Lipovž Anton
Anton Lipovž (Batuje 1892 – Ljubljana 1970)
Anton Lipovž was born at Batuje near Ajdovščina in 1892. After finishing primary school, he moved to Trieste, where he found himself a job. In 1912, he voluntarily entered the Navy. He attended a recruiting course and eventually the artillery school in Pula, Croatia.

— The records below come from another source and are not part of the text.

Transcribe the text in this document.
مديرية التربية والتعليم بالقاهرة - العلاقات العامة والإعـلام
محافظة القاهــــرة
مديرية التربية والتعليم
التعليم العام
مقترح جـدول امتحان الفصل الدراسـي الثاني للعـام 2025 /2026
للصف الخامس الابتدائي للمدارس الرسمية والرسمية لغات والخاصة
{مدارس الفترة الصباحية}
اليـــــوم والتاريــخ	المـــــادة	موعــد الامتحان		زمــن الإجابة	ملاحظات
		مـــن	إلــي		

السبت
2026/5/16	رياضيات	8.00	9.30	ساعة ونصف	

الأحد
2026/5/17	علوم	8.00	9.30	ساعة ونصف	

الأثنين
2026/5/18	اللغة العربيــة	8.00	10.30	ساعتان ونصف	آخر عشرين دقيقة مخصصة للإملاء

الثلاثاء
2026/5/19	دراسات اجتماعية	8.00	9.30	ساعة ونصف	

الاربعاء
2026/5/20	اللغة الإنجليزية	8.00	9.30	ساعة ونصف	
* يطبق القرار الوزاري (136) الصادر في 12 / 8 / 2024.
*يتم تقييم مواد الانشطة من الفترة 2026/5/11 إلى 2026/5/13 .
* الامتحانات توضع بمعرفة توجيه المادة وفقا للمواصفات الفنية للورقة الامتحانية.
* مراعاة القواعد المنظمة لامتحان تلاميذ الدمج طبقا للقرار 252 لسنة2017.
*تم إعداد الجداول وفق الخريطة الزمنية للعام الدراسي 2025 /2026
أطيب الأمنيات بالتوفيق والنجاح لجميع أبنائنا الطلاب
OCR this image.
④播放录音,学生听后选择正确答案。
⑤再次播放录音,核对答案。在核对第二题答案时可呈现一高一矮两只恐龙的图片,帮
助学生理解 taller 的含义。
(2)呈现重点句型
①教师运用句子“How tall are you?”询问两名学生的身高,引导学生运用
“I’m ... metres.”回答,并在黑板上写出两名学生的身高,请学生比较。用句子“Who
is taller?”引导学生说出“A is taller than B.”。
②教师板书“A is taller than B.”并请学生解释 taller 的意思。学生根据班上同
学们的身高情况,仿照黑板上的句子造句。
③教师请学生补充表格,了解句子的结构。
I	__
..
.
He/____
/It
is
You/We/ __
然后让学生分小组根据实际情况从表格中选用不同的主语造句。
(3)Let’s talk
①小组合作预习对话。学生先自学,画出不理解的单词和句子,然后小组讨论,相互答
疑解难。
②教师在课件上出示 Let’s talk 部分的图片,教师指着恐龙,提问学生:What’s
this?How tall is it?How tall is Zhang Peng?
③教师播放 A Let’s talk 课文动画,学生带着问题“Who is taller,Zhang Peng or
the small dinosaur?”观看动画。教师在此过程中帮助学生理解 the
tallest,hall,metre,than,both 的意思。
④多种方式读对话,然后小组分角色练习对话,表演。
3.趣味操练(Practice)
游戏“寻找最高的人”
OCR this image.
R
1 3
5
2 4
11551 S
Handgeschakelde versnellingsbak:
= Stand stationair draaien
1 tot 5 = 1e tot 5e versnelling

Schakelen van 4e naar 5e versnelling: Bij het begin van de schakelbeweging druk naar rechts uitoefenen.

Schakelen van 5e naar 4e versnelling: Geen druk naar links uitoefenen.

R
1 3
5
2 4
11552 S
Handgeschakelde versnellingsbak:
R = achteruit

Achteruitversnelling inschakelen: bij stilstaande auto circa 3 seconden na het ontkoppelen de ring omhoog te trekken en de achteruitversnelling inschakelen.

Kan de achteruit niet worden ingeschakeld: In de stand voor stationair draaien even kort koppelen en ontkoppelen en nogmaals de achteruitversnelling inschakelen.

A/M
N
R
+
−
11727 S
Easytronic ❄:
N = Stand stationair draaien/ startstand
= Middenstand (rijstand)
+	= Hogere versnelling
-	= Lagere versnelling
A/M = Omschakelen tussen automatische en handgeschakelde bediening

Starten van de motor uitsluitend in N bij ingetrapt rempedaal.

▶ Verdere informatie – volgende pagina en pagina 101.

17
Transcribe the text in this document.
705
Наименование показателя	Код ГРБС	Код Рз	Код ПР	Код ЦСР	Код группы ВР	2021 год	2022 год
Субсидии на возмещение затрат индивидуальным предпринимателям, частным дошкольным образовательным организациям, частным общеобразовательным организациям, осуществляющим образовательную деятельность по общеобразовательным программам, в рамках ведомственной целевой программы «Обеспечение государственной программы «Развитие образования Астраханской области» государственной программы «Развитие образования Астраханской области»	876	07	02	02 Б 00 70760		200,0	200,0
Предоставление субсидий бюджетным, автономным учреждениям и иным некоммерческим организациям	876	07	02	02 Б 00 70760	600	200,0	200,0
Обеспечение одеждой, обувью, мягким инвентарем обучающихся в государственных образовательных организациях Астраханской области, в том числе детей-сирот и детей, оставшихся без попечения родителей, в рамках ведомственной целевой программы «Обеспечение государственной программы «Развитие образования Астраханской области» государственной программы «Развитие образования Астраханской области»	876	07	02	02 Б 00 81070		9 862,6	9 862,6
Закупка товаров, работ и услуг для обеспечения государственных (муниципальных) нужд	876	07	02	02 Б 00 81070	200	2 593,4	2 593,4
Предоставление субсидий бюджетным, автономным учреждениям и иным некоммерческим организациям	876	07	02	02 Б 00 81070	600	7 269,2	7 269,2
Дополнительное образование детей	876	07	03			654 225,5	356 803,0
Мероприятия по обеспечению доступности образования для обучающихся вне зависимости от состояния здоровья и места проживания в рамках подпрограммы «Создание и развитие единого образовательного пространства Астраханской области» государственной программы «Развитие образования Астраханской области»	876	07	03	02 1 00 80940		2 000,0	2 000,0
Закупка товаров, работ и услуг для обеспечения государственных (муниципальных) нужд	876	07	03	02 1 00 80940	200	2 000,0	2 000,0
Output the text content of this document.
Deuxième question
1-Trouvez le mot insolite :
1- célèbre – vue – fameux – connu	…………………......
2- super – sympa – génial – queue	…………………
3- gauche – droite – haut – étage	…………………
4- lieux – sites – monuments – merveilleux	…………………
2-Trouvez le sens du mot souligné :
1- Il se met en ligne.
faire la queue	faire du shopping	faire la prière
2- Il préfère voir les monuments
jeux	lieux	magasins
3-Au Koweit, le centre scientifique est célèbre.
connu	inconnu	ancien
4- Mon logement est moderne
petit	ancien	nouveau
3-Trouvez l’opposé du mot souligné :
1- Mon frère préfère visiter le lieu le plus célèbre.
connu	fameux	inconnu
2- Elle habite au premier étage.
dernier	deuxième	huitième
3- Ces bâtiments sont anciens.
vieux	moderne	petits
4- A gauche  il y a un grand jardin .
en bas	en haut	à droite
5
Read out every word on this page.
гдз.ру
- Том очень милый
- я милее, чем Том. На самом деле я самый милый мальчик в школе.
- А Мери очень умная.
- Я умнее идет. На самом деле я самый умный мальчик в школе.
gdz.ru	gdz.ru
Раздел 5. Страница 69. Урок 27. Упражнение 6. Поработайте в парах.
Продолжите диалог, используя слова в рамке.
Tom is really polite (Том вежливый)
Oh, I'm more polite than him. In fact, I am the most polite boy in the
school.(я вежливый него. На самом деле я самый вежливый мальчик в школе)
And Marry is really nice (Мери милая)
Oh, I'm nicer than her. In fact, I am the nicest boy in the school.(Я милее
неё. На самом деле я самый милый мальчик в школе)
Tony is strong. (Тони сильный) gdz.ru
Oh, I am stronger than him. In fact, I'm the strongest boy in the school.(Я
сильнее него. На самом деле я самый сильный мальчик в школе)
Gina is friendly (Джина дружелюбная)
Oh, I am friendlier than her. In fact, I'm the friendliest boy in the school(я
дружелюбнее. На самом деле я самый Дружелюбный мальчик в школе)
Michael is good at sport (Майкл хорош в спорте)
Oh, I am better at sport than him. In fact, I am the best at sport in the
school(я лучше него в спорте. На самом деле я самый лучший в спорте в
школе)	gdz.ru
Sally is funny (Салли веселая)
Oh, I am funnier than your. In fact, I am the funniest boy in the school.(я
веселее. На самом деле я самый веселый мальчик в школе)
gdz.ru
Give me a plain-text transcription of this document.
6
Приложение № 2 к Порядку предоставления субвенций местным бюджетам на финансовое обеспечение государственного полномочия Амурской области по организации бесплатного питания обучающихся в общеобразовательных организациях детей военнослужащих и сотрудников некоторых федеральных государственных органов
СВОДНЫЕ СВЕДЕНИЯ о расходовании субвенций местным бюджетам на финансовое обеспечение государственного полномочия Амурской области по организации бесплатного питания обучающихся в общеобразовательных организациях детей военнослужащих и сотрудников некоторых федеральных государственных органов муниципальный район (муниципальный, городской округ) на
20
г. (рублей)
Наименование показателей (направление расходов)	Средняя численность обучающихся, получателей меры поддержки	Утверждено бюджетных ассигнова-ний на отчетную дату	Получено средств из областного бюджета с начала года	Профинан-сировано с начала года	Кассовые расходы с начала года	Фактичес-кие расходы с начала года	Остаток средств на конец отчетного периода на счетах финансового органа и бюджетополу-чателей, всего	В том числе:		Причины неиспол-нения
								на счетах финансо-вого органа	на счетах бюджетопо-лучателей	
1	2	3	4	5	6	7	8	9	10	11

However, due to the Balkan Wars he was compelled to board, even before completing his schooling, the ship Aspern, on board of which he travelled to Constantinople and to the mouth of the Bojana River. Upon returning to Pula in August 1913, he was transferred to the torpedo cruiser Kaiserin Elisabeth with a crew of 425 men. The ship set sail for East Asia in no more than few days. For a year, she cruised between Chinese and Japanese ports as a floating station ship. As soon as Japan declared war on Germany on 23 August 1914, she joined German forces in Qingdao in China in the war against Japan and Great Britain. Lipovž was commissioned a commander of one of the two boats with a crew of 5, with which links between the vessel and the land were maintained. Owing to the lack of ammunition, the commander ordered the vessel to be blown up in early November, and Anton joined the ground forces together with the rest of the crew. After the defeat (13 November 1914), the Japanese took the majority of the crew and their German fellow combatants as prisoners of war to Japan, where mariners of the Yugoslav nationality remained until 1919. Lipovž was imprisoned in the Himeji Camp and eventually transferred to Aonogahara Camp. He returned home with a group of Slovenian and Croatian sailors as late as 1920. He joined the Royal Navy of the SHS, specializing in naval aviation, and became a hydro pilot. After retiring, he moved to Ljubljana.